錬金術への意志。中世ヨーロッパに限った話ではいささかもない。奥泉光は江戸時代の日本で大規模に拡張した奇怪な技術習得への飽くなき執念について、そのように「人々が信じる素地があった」と書く。
「つまり前田賢永は『斎木堂閑話』で描くような事柄が、実際にあったかどうかは措(お)いて、そのようであったと人々が信じる素地があったと述べるわけである」(奥泉光「江戸の錬金術師」『群像・1・P.15』講談社 二〇二五年)
「人々が信じる素地」というのは大衆が割り切ることができず信じたがっているという意味で脳内を占領して憚らない「信仰」であり「宗教」の場でもあったと言えるだろう。そしてそれは「科学」という言葉に取って代わる。
「時代を超え国を超え、人なる者が夢幻の神秘を求める存在であり続ける以上、宇宙の秘蹟を掌中に開示する錬金術、これを求めることを我々はやめられない。唖然とする仕方で常識を覆し、机の小筐を開けるようにして世界の謎を解き明かしてしまう神秘の技術への憧憬から人は逃れることはついにできない。それはいついかなる時代の精神にも、たとえば近代の科学信仰の背後にも潜んでいるのだ」(奥泉光「江戸の錬金術師」『群像・1・P.26』講談社 二〇二五年)

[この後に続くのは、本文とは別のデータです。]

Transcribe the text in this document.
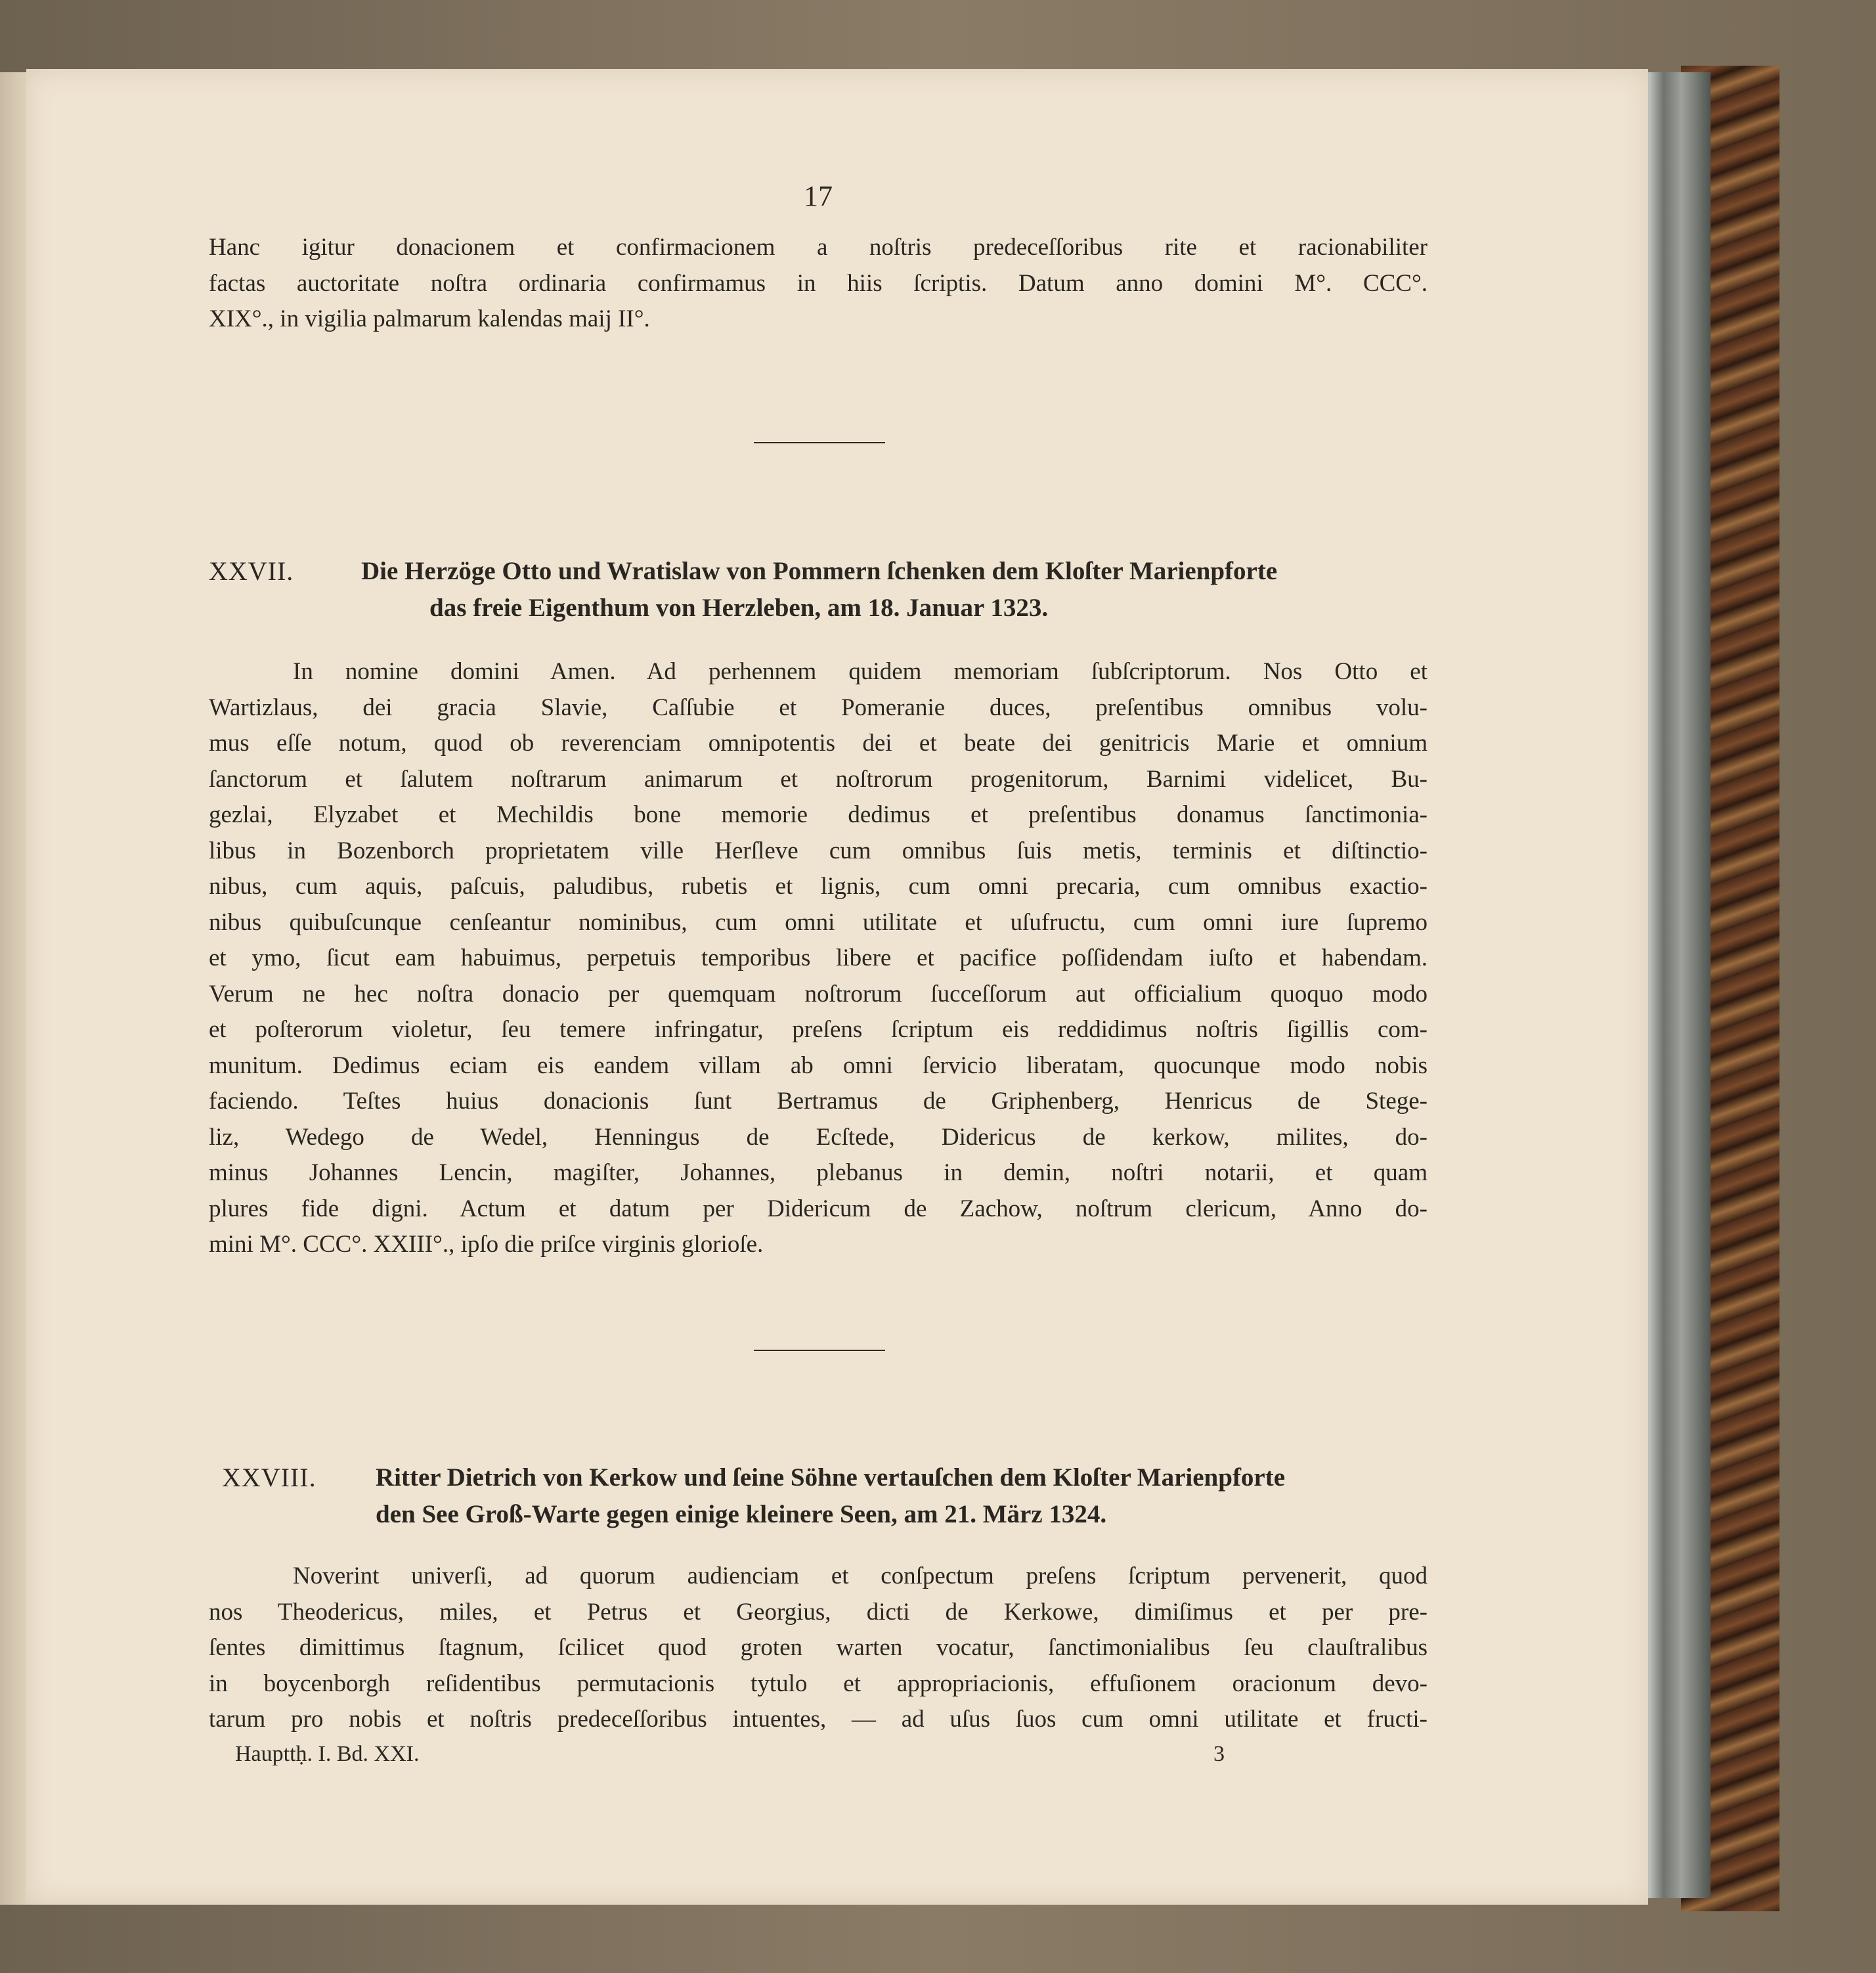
17
Hanc igitur donacionem et confirmacionem a noſtris predeceſſoribus rite et racionabiliter
factas auctoritate noſtra ordinaria confirmamus in hiis ſcriptis. Datum anno domini M°. CCC°.
XIX°., in vigilia palmarum kalendas maij II°.
XXVII.	Die Herzöge Otto und Wratislaw von Pommern ſchenken dem Kloſter Marienpforte
das freie Eigenthum von Herzleben, am 18. Januar 1323.
In nomine domini Amen. Ad perhennem quidem memoriam ſubſcriptorum. Nos Otto et
Wartizlaus, dei gracia Slavie, Caſſubie et Pomeranie duces, preſentibus omnibus volu-
mus eſſe notum, quod ob reverenciam omnipotentis dei et beate dei genitricis Marie et omnium
ſanctorum et ſalutem noſtrarum animarum et noſtrorum progenitorum, Barnimi videlicet, Bu-
gezlai, Elyzabet et Mechildis bone memorie dedimus et preſentibus donamus ſanctimonia-
libus in Bozenborch proprietatem ville Herſleve cum omnibus ſuis metis, terminis et diſtinctio-
nibus, cum aquis, paſcuis, paludibus, rubetis et lignis, cum omni precaria, cum omnibus exactio-
nibus quibuſcunque cenſeantur nominibus, cum omni utilitate et uſufructu, cum omni iure ſupremo
et ymo, ſicut eam habuimus, perpetuis temporibus libere et pacifice poſſidendam iuſto et habendam.
Verum ne hec noſtra donacio per quemquam noſtrorum ſucceſſorum aut officialium quoquo modo
et poſterorum violetur, ſeu temere infringatur, preſens ſcriptum eis reddidimus noſtris ſigillis com-
munitum. Dedimus eciam eis eandem villam ab omni ſervicio liberatam, quocunque modo nobis
faciendo. Teſtes huius donacionis ſunt Bertramus de Griphenberg, Henricus de Stege-
liz, Wedego de Wedel, Henningus de Ecſtede, Didericus de kerkow, milites, do-
minus Johannes Lencin, magiſter, Johannes, plebanus in demin, noſtri notarii, et quam
plures fide digni. Actum et datum per Didericum de Zachow, noſtrum clericum, Anno do-
mini M°. CCC°. XXIII°., ipſo die priſce virginis glorioſe.
XXVIII. Ritter Dietrich von Kerkow und ſeine Söhne vertauſchen dem Kloſter Marienpforte
den See Groß-Warte gegen einige kleinere Seen, am 21. März 1324.
Noverint univerſi, ad quorum audienciam et conſpectum preſens ſcriptum pervenerit, quod
nos Theodericus, miles, et Petrus et Georgius, dicti de Kerkowe, dimiſimus et per pre-
ſentes dimittimus ſtagnum, ſcilicet quod groten warten vocatur, ſanctimonialibus ſeu clauſtralibus
in boycenborgh reſidentibus permutacionis tytulo et appropriacionis, effuſionem oracionum devo-
tarum pro nobis et noſtris predeceſſoribus intuentes, — ad uſus ſuos cum omni utilitate et fructi-
Haupttḥ. I. Bd. XXI.	3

科学もまた「宗教」に過ぎないとニーチェは言った。二箇所引こう。
(1)「現今、科学上の労作が厳格に取り運ばれており、また満足してその労作に携わっている人々が存在するということは、科学が全体として今や一つの目標を、一つの意志を、一つの理想を、一つの大きな信仰に対する熱情をもっているということの証拠には決してなら《ない》。前に言ったように、実際はむしろその反対なのである。科学が禁欲主義的理想の最も新しい現象形式でない場合ーーーもっとももこれは極めて稀有な特別の場合であって、このために全体的批判に変更を来たすというようなことは到底ありえないがーーーには、科学は今日あらゆる不平・不信・悔恨・《自己蔑視》・良心の疚(やま)しさの隠れ場所である。ーーーそれは無理想そのものの《不安》であり、大きな愛の《欠如》に基づく苦しみであり、《強いられた》満足に対する不満である。おお、今日では科学は何とすべてを蔽い隠していることか!何と多くのものを少なくとも蔽い隠さ《なくてはならない》ことか!われわれの有する最も優秀な学者たちの手腕、彼らの無分別な勉強、彼らの日夜湯気を立てている頭脳、彼らの仕事に対する卓越した技倆そのものーーーこれらすべてのものの本来の意味が彼ら自身に目隠しをさせてしまうことにあるといった場合が何と多いことか!自己麻酔の手段としての科学ーーー《諸君はそれを知っているか》(ニーチェ「道徳の系譜・P.189~190」岩波文庫)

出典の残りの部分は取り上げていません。